Aeronaves israelenses atingiram um quarteirão residencial no norte de Gaza, devastado pela guerra, nesta quarta-feira (9), matando ao menos 23 pessoas, disseram autoridades de saúde, enquanto os novos combates no território palestino devastado não davam sinais de arrefecimento.
O hospital Al-Ahli informou que ao menos 23 pessoas morreram no ataque, incluindo oito mulheres e oito crianças, números confirmados pelo Ministério da Saúde do território.
O ataque atingiu um prédio de quatro andares no bairro de Shijaiyah, na Cidade de Gaza, e equipes de resgate procuravam vítimas sob os escombros, de acordo com o serviço de emergência do Ministério da Saúde. A defesa civil, um grupo de resgate que opera sob o governo do Hamas, informou que outros prédios vizinhos foram danificados no ataque.

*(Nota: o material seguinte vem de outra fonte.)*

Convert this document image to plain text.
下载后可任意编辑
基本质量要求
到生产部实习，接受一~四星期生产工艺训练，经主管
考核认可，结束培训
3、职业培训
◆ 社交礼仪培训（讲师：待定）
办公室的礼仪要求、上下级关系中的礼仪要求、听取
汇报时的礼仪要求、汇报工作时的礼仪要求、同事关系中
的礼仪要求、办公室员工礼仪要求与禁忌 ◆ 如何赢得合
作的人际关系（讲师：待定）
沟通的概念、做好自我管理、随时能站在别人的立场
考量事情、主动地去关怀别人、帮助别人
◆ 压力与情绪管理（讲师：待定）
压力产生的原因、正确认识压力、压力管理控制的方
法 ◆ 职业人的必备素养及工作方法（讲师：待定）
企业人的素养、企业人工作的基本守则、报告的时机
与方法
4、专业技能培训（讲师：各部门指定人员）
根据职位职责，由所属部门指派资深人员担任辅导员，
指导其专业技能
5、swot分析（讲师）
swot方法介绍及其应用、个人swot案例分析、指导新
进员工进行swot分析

O exército israelense afirmou ter atingido um militante sênior do Hamas, que, segundo ele, estaria por trás dos ataques vindos de Shijaiyah. Não o nomeou nem forneceu mais detalhes. Israel atribui as mortes de civis ao grupo militante, pois ele está inserido em densas áreas urbanas.
À medida que aumenta a pressão sobre o Hamas para que concorde em libertar os reféns, Israel emitiu ordens abrangentes de evacuação em partes de Gaza, incluindo Shijaiyah. Impôs um bloqueio de alimentos, combustível e ajuda humanitária, o que deixou os civis enfrentando uma grave escassez devido à escassez de suprimentos. Prometeu tomar grandes partes do território palestino e estabelecer um novo corredor de segurança através dele.
No início desta semana, o Hamas disparou sua mais forte saraivada de foguetes desde o fim do cessar-fogo, mirando 10 projéteis em direção ao sul de Israel.
Israel retomou sua guerra contra o Hamas em Gaza no mês passado, após o fim de um cessar-fogo de oito semanas. O cessar-fogo trouxe um alívio muito necessário dos combates aos palestinos exaustos pela guerra em Gaza e enviou uma infusão de ajuda humanitária ao território. Também levou à libertação de 25 reféns israelenses vivos mantidos em Gaza e à devolução dos restos mortais de outros oito, em troca de centenas de prisioneiros palestinos.
Desde então, mediadores têm tentado levar as partes a um acordo provisório que interromperia novamente a guerra, libertaria os reféns e abriria caminho para negociações sobre o fim da guerra, algo com que o primeiro-ministro israelense, Benjamin Netanyahu, afirma não concordar até que o Hamas seja derrotado. O Hamas quer que a guerra termine antes de libertar os 59 reféns restantes, dos quais acredita-se que 24 estejam vivos.
A guerra, que foi desencadeada pelos ataques do Hamas em 7 de outubro de 2023 ao sul de Israel, provocou os combates mais mortais entre israelenses e palestinos de sua história. A guerra desencadeou uma crise humanitária na já empobrecida Gaza e provocou ondas de choque por toda a região e além.
Netanyahu viajou a Washington esta semana para se encontrar com o presidente Donald Trump, e as declarações públicas dos líderes demonstraram solidariedade à situação dos reféns, mas pouco esclareceram sobre qualquer acordo emergente para suspender os combates.
Trump disse que quer o fim da guerra. Mas sua visão pós-guerra para Gaza – tomar o poder e realocar sua população – surpreendeu os aliados do Oriente Médio, que afirmam que qualquer conversa sobre a transferência da população palestina, à força ou voluntariamente, é inviável. Israel abraçou a ideia.
Netanyahu, por sua vez, está sob pressão de seus aliados políticos de extrema direita para continuar a guerra até que o Hamas seja esmagado, um objetivo que Israel ainda não alcançou 18 meses após o início do conflito.
A guerra matou mais de 50.000 palestinos em Gaza, de acordo com o Ministério da Saúde, que não diferencia combatentes de civis em sua contagem, mas afirma que mais da metade dos mortos são mulheres e crianças.
O Hamas matou 1.200 pessoas durante o ataque de 7 de outubro, a maioria civis, e fez 250 reféns, muitos dos quais foram libertados em acordos de cessar-fogo.
O conflito no Oriente Médio destruiu inúmeras vidas e as cenas horríveis desde 7 de outubro de 2023, em Gaza e Israel, assombram milhões de pessoas em todo o mundo.